Hätte von einem Führungsspieler wie Bastian Schweinsteiger in der Schlussphase mehr kommen müssen?
Bierhoff: Ich möchte das nicht an einer Person festmachen. Vor der EM war Schweinsteiger ein Problem. Nach der EM war es ein Problem, dass er nicht da war. Es ist nicht nur ein Spieler gefordert, es sind mehrere Spieler gefordert – gerade auch die mit mehr Erfahrung.
Muss man die Spieler jetzt hart anfassen oder streicheln?
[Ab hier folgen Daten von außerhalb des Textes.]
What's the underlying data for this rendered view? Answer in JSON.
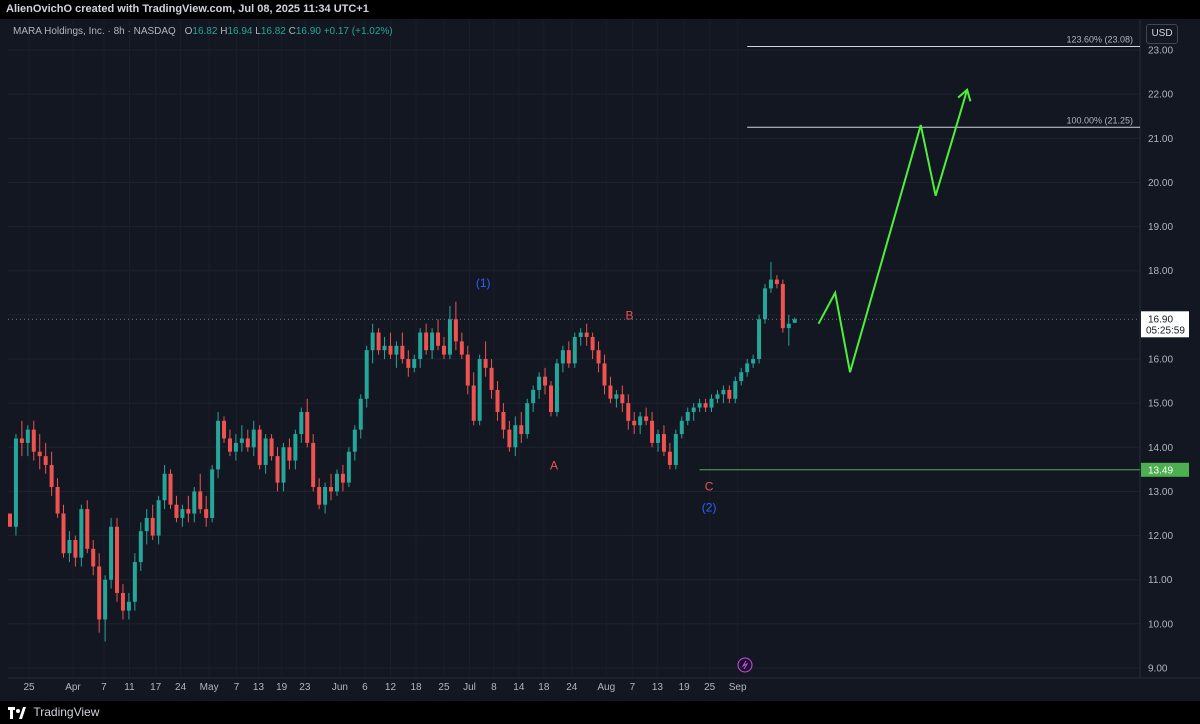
{
  "header": {
    "attribution": "AlienOvichO created with TradingView.com, Jul 08, 2025 11:34 UTC+1"
  },
  "legend": {
    "symbol": "MARA Holdings, Inc. · 8h · NASDAQ",
    "open_label": "O",
    "open": "16.82",
    "high_label": "H",
    "high": "16.94",
    "low_label": "L",
    "low": "16.82",
    "close_label": "C",
    "close": "16.90",
    "change": "+0.17 (+1.02%)"
  },
  "currency": "USD",
  "footer": {
    "brand": "TradingView"
  },
  "colors": {
    "up": "#26a69a",
    "down": "#ef5350",
    "projection": "#4cf03a",
    "wave_blue": "#2962ff",
    "wave_red": "#ef5350",
    "support": "#4caf50"
  },
  "chart_data": {
    "type": "candlestick",
    "yaxis": {
      "min": 9.0,
      "max": 23.0,
      "ticks": [
        9,
        10,
        11,
        12,
        13,
        14,
        15,
        16,
        17,
        18,
        19,
        20,
        21,
        22,
        23
      ],
      "tick_labels": [
        "9.00",
        "10.00",
        "11.00",
        "12.00",
        "13.00",
        "14.00",
        "15.00",
        "16.00",
        "17.00",
        "18.00",
        "19.00",
        "20.00",
        "21.00",
        "22.00",
        "23.00"
      ]
    },
    "xaxis": {
      "labels": [
        "25",
        "Apr",
        "7",
        "11",
        "17",
        "24",
        "May",
        "7",
        "13",
        "19",
        "23",
        "Jun",
        "6",
        "12",
        "18",
        "25",
        "Jul",
        "8",
        "14",
        "18",
        "24",
        "Aug",
        "7",
        "13",
        "19",
        "25",
        "Sep"
      ],
      "label_positions": [
        0,
        7.4,
        12.6,
        16.9,
        21.3,
        25.5,
        30.3,
        34.9,
        38.6,
        42.5,
        46.4,
        52.3,
        56.5,
        60.8,
        65.1,
        69.8,
        74.1,
        78.2,
        82.4,
        86.6,
        91.3,
        97.1,
        101.5,
        105.7,
        110.2,
        114.5,
        119.2
      ]
    },
    "candles": [
      [
        12.5,
        12.5,
        12.2,
        12.2
      ],
      [
        12.2,
        14.3,
        12.0,
        14.2
      ],
      [
        14.2,
        14.6,
        13.8,
        14.1
      ],
      [
        14.1,
        14.5,
        13.8,
        14.4
      ],
      [
        14.4,
        14.6,
        13.7,
        13.9
      ],
      [
        13.9,
        14.3,
        13.5,
        13.8
      ],
      [
        13.8,
        14.1,
        13.4,
        13.6
      ],
      [
        13.6,
        13.9,
        12.9,
        13.1
      ],
      [
        13.1,
        13.3,
        12.4,
        12.5
      ],
      [
        12.5,
        12.7,
        11.5,
        11.6
      ],
      [
        11.6,
        12.1,
        11.4,
        11.9
      ],
      [
        11.9,
        12.0,
        11.3,
        11.5
      ],
      [
        11.5,
        12.7,
        11.3,
        12.6
      ],
      [
        12.6,
        12.8,
        11.6,
        11.7
      ],
      [
        11.7,
        11.9,
        11.1,
        11.3
      ],
      [
        11.3,
        11.6,
        9.8,
        10.1
      ],
      [
        10.1,
        11.1,
        9.6,
        11.0
      ],
      [
        11.0,
        12.4,
        10.8,
        12.2
      ],
      [
        12.2,
        12.4,
        10.5,
        10.7
      ],
      [
        10.7,
        10.9,
        10.1,
        10.3
      ],
      [
        10.3,
        10.7,
        10.1,
        10.5
      ],
      [
        10.5,
        11.6,
        10.3,
        11.4
      ],
      [
        11.4,
        12.3,
        11.2,
        12.1
      ],
      [
        12.1,
        12.6,
        11.8,
        12.4
      ],
      [
        12.4,
        12.7,
        11.9,
        12.0
      ],
      [
        12.0,
        12.9,
        11.8,
        12.8
      ],
      [
        12.8,
        13.6,
        12.6,
        13.4
      ],
      [
        13.4,
        13.5,
        12.6,
        12.7
      ],
      [
        12.7,
        12.9,
        12.3,
        12.4
      ],
      [
        12.4,
        12.7,
        12.2,
        12.6
      ],
      [
        12.6,
        12.9,
        12.3,
        12.5
      ],
      [
        12.5,
        13.1,
        12.3,
        13.0
      ],
      [
        13.0,
        13.4,
        12.5,
        12.6
      ],
      [
        12.6,
        12.9,
        12.2,
        12.4
      ],
      [
        12.4,
        13.6,
        12.3,
        13.5
      ],
      [
        13.5,
        14.8,
        13.3,
        14.6
      ],
      [
        14.6,
        14.7,
        14.1,
        14.2
      ],
      [
        14.2,
        14.4,
        13.8,
        13.9
      ],
      [
        13.9,
        14.3,
        13.7,
        14.1
      ],
      [
        14.1,
        14.5,
        13.9,
        14.2
      ],
      [
        14.2,
        14.4,
        13.9,
        14.0
      ],
      [
        14.0,
        14.6,
        13.8,
        14.4
      ],
      [
        14.4,
        14.5,
        13.5,
        13.6
      ],
      [
        13.6,
        14.3,
        13.4,
        14.2
      ],
      [
        14.2,
        14.3,
        13.7,
        13.8
      ],
      [
        13.8,
        14.0,
        13.0,
        13.2
      ],
      [
        13.2,
        14.1,
        13.0,
        14.0
      ],
      [
        14.0,
        14.2,
        13.5,
        13.7
      ],
      [
        13.7,
        14.4,
        13.5,
        14.3
      ],
      [
        14.3,
        14.9,
        14.1,
        14.8
      ],
      [
        14.8,
        15.1,
        14.0,
        14.1
      ],
      [
        14.1,
        14.3,
        13.0,
        13.1
      ],
      [
        13.1,
        13.3,
        12.6,
        12.7
      ],
      [
        12.7,
        13.2,
        12.5,
        13.1
      ],
      [
        13.1,
        13.4,
        12.8,
        13.0
      ],
      [
        13.0,
        13.5,
        12.9,
        13.4
      ],
      [
        13.4,
        13.6,
        13.0,
        13.2
      ],
      [
        13.2,
        14.0,
        13.1,
        13.9
      ],
      [
        13.9,
        14.5,
        13.7,
        14.4
      ],
      [
        14.4,
        15.2,
        14.2,
        15.1
      ],
      [
        15.1,
        16.3,
        14.9,
        16.2
      ],
      [
        16.2,
        16.8,
        15.9,
        16.6
      ],
      [
        16.6,
        16.7,
        16.1,
        16.2
      ],
      [
        16.2,
        16.5,
        16.0,
        16.3
      ],
      [
        16.3,
        16.6,
        16.0,
        16.1
      ],
      [
        16.1,
        16.4,
        15.8,
        16.3
      ],
      [
        16.3,
        16.6,
        15.9,
        16.0
      ],
      [
        16.0,
        16.2,
        15.6,
        15.8
      ],
      [
        15.8,
        16.1,
        15.7,
        16.0
      ],
      [
        16.0,
        16.7,
        15.8,
        16.6
      ],
      [
        16.6,
        16.8,
        16.1,
        16.2
      ],
      [
        16.2,
        16.7,
        16.0,
        16.6
      ],
      [
        16.6,
        16.9,
        16.2,
        16.3
      ],
      [
        16.3,
        16.5,
        16.0,
        16.1
      ],
      [
        16.1,
        17.2,
        16.0,
        16.9
      ],
      [
        16.9,
        17.3,
        16.2,
        16.4
      ],
      [
        16.4,
        16.6,
        16.0,
        16.1
      ],
      [
        16.1,
        16.3,
        15.2,
        15.4
      ],
      [
        15.4,
        15.7,
        14.5,
        14.6
      ],
      [
        14.6,
        16.1,
        14.5,
        16.0
      ],
      [
        16.0,
        16.4,
        15.6,
        15.8
      ],
      [
        15.8,
        16.0,
        15.1,
        15.3
      ],
      [
        15.3,
        15.5,
        14.6,
        14.8
      ],
      [
        14.8,
        15.0,
        14.2,
        14.4
      ],
      [
        14.4,
        14.6,
        13.9,
        14.0
      ],
      [
        14.0,
        14.7,
        13.8,
        14.5
      ],
      [
        14.5,
        14.8,
        14.1,
        14.3
      ],
      [
        14.3,
        15.1,
        14.2,
        15.0
      ],
      [
        15.0,
        15.4,
        14.8,
        15.3
      ],
      [
        15.3,
        15.7,
        15.1,
        15.6
      ],
      [
        15.6,
        15.8,
        15.2,
        15.4
      ],
      [
        15.4,
        15.5,
        14.7,
        14.8
      ],
      [
        14.8,
        16.0,
        14.7,
        15.9
      ],
      [
        15.9,
        16.3,
        15.7,
        16.2
      ],
      [
        16.2,
        16.4,
        15.8,
        15.9
      ],
      [
        15.9,
        16.6,
        15.8,
        16.5
      ],
      [
        16.5,
        16.7,
        16.3,
        16.6
      ],
      [
        16.6,
        16.8,
        16.3,
        16.5
      ],
      [
        16.5,
        16.6,
        16.0,
        16.2
      ],
      [
        16.2,
        16.4,
        15.7,
        15.9
      ],
      [
        15.9,
        16.1,
        15.2,
        15.4
      ],
      [
        15.4,
        15.6,
        15.0,
        15.1
      ],
      [
        15.1,
        15.3,
        14.9,
        15.2
      ],
      [
        15.2,
        15.4,
        14.8,
        15.0
      ],
      [
        15.0,
        15.2,
        14.4,
        14.6
      ],
      [
        14.6,
        14.8,
        14.3,
        14.5
      ],
      [
        14.5,
        14.8,
        14.3,
        14.7
      ],
      [
        14.7,
        14.9,
        14.5,
        14.6
      ],
      [
        14.6,
        14.8,
        14.0,
        14.1
      ],
      [
        14.1,
        14.4,
        13.9,
        14.3
      ],
      [
        14.3,
        14.5,
        13.8,
        13.9
      ],
      [
        13.9,
        14.1,
        13.5,
        13.6
      ],
      [
        13.6,
        14.4,
        13.5,
        14.3
      ],
      [
        14.3,
        14.7,
        14.2,
        14.6
      ],
      [
        14.6,
        14.9,
        14.5,
        14.8
      ],
      [
        14.8,
        15.0,
        14.6,
        14.9
      ],
      [
        14.9,
        15.1,
        14.8,
        15.0
      ],
      [
        15.0,
        15.1,
        14.8,
        14.9
      ],
      [
        14.9,
        15.2,
        14.8,
        15.1
      ],
      [
        15.1,
        15.3,
        15.0,
        15.2
      ],
      [
        15.2,
        15.4,
        15.0,
        15.3
      ],
      [
        15.3,
        15.4,
        15.0,
        15.1
      ],
      [
        15.1,
        15.6,
        15.0,
        15.5
      ],
      [
        15.5,
        15.8,
        15.4,
        15.7
      ],
      [
        15.7,
        16.0,
        15.6,
        15.9
      ],
      [
        15.9,
        16.1,
        15.8,
        16.0
      ],
      [
        16.0,
        17.0,
        15.9,
        16.9
      ],
      [
        16.9,
        17.7,
        16.8,
        17.6
      ],
      [
        17.6,
        18.2,
        17.5,
        17.8
      ],
      [
        17.8,
        17.9,
        17.6,
        17.7
      ],
      [
        17.7,
        17.8,
        16.6,
        16.7
      ],
      [
        16.7,
        17.0,
        16.3,
        16.8
      ],
      [
        16.82,
        16.94,
        16.82,
        16.9
      ]
    ],
    "projection_path": [
      [
        136.0,
        16.8
      ],
      [
        138.8,
        17.5
      ],
      [
        141.3,
        15.7
      ],
      [
        153.2,
        21.3
      ],
      [
        155.7,
        19.7
      ],
      [
        161.0,
        22.1
      ]
    ],
    "fib_levels": [
      {
        "label": "123.60% (23.08)",
        "value": 23.08,
        "from": 124
      },
      {
        "label": "100.00% (21.25)",
        "value": 21.25,
        "from": 124
      }
    ],
    "last_price": {
      "value": 16.9,
      "label": "16.90",
      "countdown": "05:25:59"
    },
    "support": {
      "value": 13.49,
      "label": "13.49",
      "from": 116
    },
    "wave_labels": [
      {
        "text": "(1)",
        "x": 79.6,
        "y": 17.63,
        "color": "blue"
      },
      {
        "text": "A",
        "x": 91.5,
        "y": 13.5,
        "color": "red"
      },
      {
        "text": "B",
        "x": 104.2,
        "y": 16.9,
        "color": "red"
      },
      {
        "text": "C",
        "x": 117.6,
        "y": 13.02,
        "color": "red"
      },
      {
        "text": "(2)",
        "x": 117.6,
        "y": 12.55,
        "color": "blue"
      }
    ]
  }
}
Bierhoff: Jetzt sind sie ja schon wieder bei den Vereinen. Wir dürfen aber nicht zur Tagesordnung übergehen. Man wird das knallhart analysieren, klar die Fehler ansprechen und hoffen, dass das irgendwann in den Kopf reingeht und Klick macht.
Nach dem EM-Halbfinale gegen Italien war dieses Spiel im Jahr 2012 der zweite psychologische Knacks. Wirft das die Mannschaft in ihrer Entwicklung zurück?
Bierhoff: Nein. Ich habe in meiner Karriere festgestellt, dass gerade diese Knackpunkte, die schlimmen Erlebnisse, einen auf lange Sicht weiterbringen. Ich hoffe, dass das eine wichtige Lektion war. (aufgezeichnet von Andreas Ernst in der Mixed Zone)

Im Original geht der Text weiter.